On May 3 a number of news outlets reported the story that the Florida State athletic department may be forced to cut as much as $2.4 million in expenses for the 2012-13 budget year so that the budget can be balanced. Athletic director Randy Spelman attributed the shortfall to declining revenues from the sale of football tickets.
Among the cuts outlined by Mr. Spelman are an across –the-board cut of 10% in spending for recruiting and travel for every sport sponsored the university. The proposed budget projects a decline of some $550,000 in football ticket sale revenue from 2011-12 to the upcoming year. That continues a 3 year trend of declining ticket revenues as attendance has fallen significantly.
The Seminole football team finished in the top 4 in final season football polls every year from 1989 to 2002. Over the past 3 years the Seminoles have only had a record of 26-14. They have only been to one bowl game and have not beaten their chief rival, the University of Florida.
This downturn on the field has also led to a decline in athletic department giving. Four years ago Seminole Boosters, the organization set up to handle donations to athletics, reported total donations of $42.4 million. Last year these donations had dropped to $32.7 million. Increases in TV revenues and the success of the FSU men’s basketball program have not been able to offset these declines.
Florida State becomes the second Atlantic Coast Conference (ACC) member in six months to announce steps needed to erase athletic department operating deficits. The University of Maryland announced last fall a plan to cut 8 varsity sports to deal with a $4.7 million budget shortfall. The University of California and Rutgers University have also within the past year admitted that their athletic departments would have to make significant cuts because of budget concerns.
Both schools have been criticized for waiting to notify university officials and coaches about the looming problems until long after the problems had begun. At FSU one leading booster called on Seminole fans to write major checks to boost donations to the athletic department.

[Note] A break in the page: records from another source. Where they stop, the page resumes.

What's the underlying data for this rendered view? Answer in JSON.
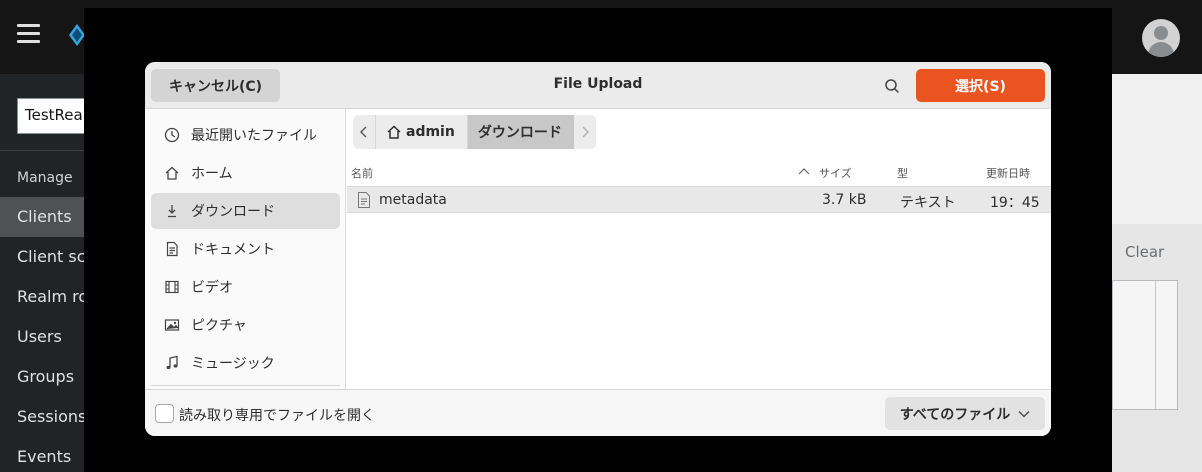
{
  "app": {
    "realm_value": "TestRealm",
    "section_label": "Manage",
    "nav": [
      {
        "label": "Clients",
        "active": true
      },
      {
        "label": "Client scopes",
        "active": false
      },
      {
        "label": "Realm roles",
        "active": false
      },
      {
        "label": "Users",
        "active": false
      },
      {
        "label": "Groups",
        "active": false
      },
      {
        "label": "Sessions",
        "active": false
      },
      {
        "label": "Events",
        "active": false
      }
    ],
    "clear_label": "Clear"
  },
  "dialog": {
    "title": "File Upload",
    "cancel_label": "キャンセル(C)",
    "select_label": "選択(S)",
    "accent_color": "#e95420",
    "places": [
      {
        "label": "最近開いたファイル",
        "icon": "clock-icon"
      },
      {
        "label": "ホーム",
        "icon": "home-icon"
      },
      {
        "label": "ダウンロード",
        "icon": "download-icon",
        "selected": true
      },
      {
        "label": "ドキュメント",
        "icon": "document-icon"
      },
      {
        "label": "ビデオ",
        "icon": "film-icon"
      },
      {
        "label": "ピクチャ",
        "icon": "picture-icon"
      },
      {
        "label": "ミュージック",
        "icon": "music-icon"
      }
    ],
    "path": [
      {
        "label": "admin",
        "icon": "home-icon"
      },
      {
        "label": "ダウンロード",
        "current": true
      }
    ],
    "columns": {
      "name": "名前",
      "size": "サイズ",
      "type": "型",
      "modified": "更新日時"
    },
    "files": [
      {
        "name": "metadata",
        "size": "3.7 kB",
        "type": "テキスト",
        "modified": "19：45"
      }
    ],
    "readonly_label": "読み取り専用でファイルを開く",
    "filter_label": "すべてのファイル"
  }
}
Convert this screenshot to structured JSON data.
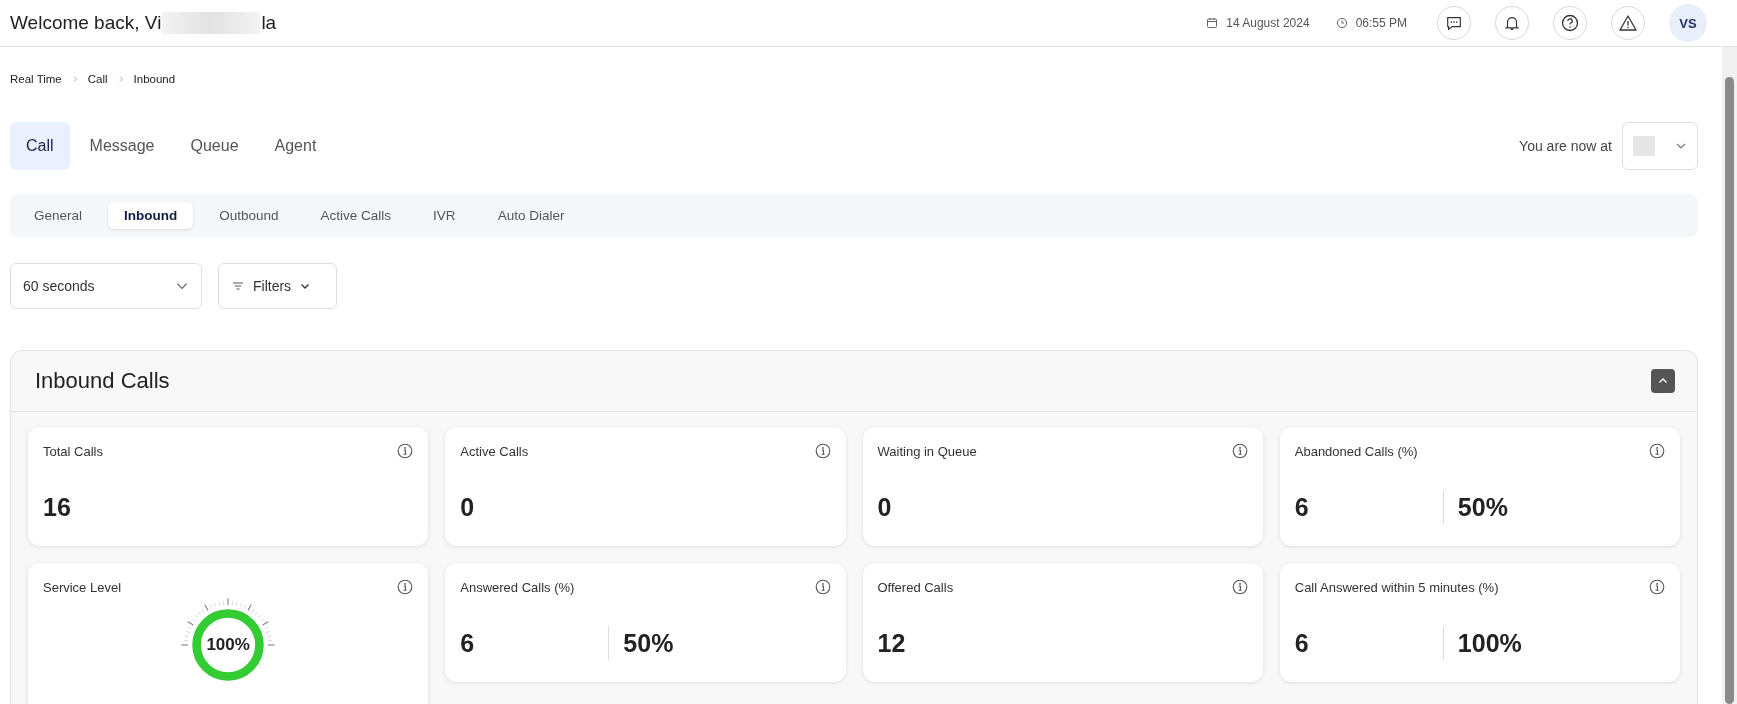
{
  "header": {
    "greeting_start": "Welcome back, Vi",
    "greeting_end": "la",
    "date": "14 August 2024",
    "time": "06:55 PM",
    "avatar_initials": "VS"
  },
  "breadcrumb": [
    "Real Time",
    "Call",
    "Inbound"
  ],
  "tabs": [
    {
      "label": "Call",
      "selected": true
    },
    {
      "label": "Message",
      "selected": false
    },
    {
      "label": "Queue",
      "selected": false
    },
    {
      "label": "Agent",
      "selected": false
    }
  ],
  "location": {
    "label": "You are now at"
  },
  "subtabs": [
    {
      "label": "General",
      "selected": false
    },
    {
      "label": "Inbound",
      "selected": true
    },
    {
      "label": "Outbound",
      "selected": false
    },
    {
      "label": "Active Calls",
      "selected": false
    },
    {
      "label": "IVR",
      "selected": false
    },
    {
      "label": "Auto Dialer",
      "selected": false
    }
  ],
  "interval": {
    "value": "60 seconds"
  },
  "filters": {
    "label": "Filters"
  },
  "panel": {
    "title": "Inbound Calls",
    "expanded": true,
    "cards": [
      {
        "kind": "single",
        "title": "Total Calls",
        "value": "16"
      },
      {
        "kind": "single",
        "title": "Active Calls",
        "value": "0"
      },
      {
        "kind": "single",
        "title": "Waiting in Queue",
        "value": "0"
      },
      {
        "kind": "split",
        "title": "Abandoned Calls (%)",
        "count": "6",
        "percent": "50%"
      },
      {
        "kind": "gauge",
        "title": "Service Level",
        "level": 1,
        "reading": "100%"
      },
      {
        "kind": "split",
        "title": "Answered Calls (%)",
        "count": "6",
        "percent": "50%"
      },
      {
        "kind": "single",
        "title": "Offered Calls",
        "value": "12"
      },
      {
        "kind": "split",
        "title": "Call Answered within 5 minutes (%)",
        "count": "6",
        "percent": "100%"
      }
    ]
  }
}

For over two decades the FSU football program was one of the elite programs in the country. Its teams under Bobby Bowden won national championships in 1993 and 1999 and played for at least 3 others. When schools such as FSU and Maryland (which has historically had a very successful men’s basketball program) are facing difficult financial times it sends a powerful signal around the country.
Given the overwhelming importance of football as the engine that drives the money train for many athletic departments it is sobering to realize that a few down years on the field might translate into major problems for entire departments.
This story was major news recently in The Chronicle of Higher Education. Given the difficult financial times institutions of higher education are facing today, even major players in college sports can ill afford to have to deal with declining revenues in their football programs. In the investment world advisors tell clients to diversify their portfolios and not keep all of their money in one investment. This, however, may not be possible for college athletic departments. Is it possible that the goose may be able to kill the golden egg?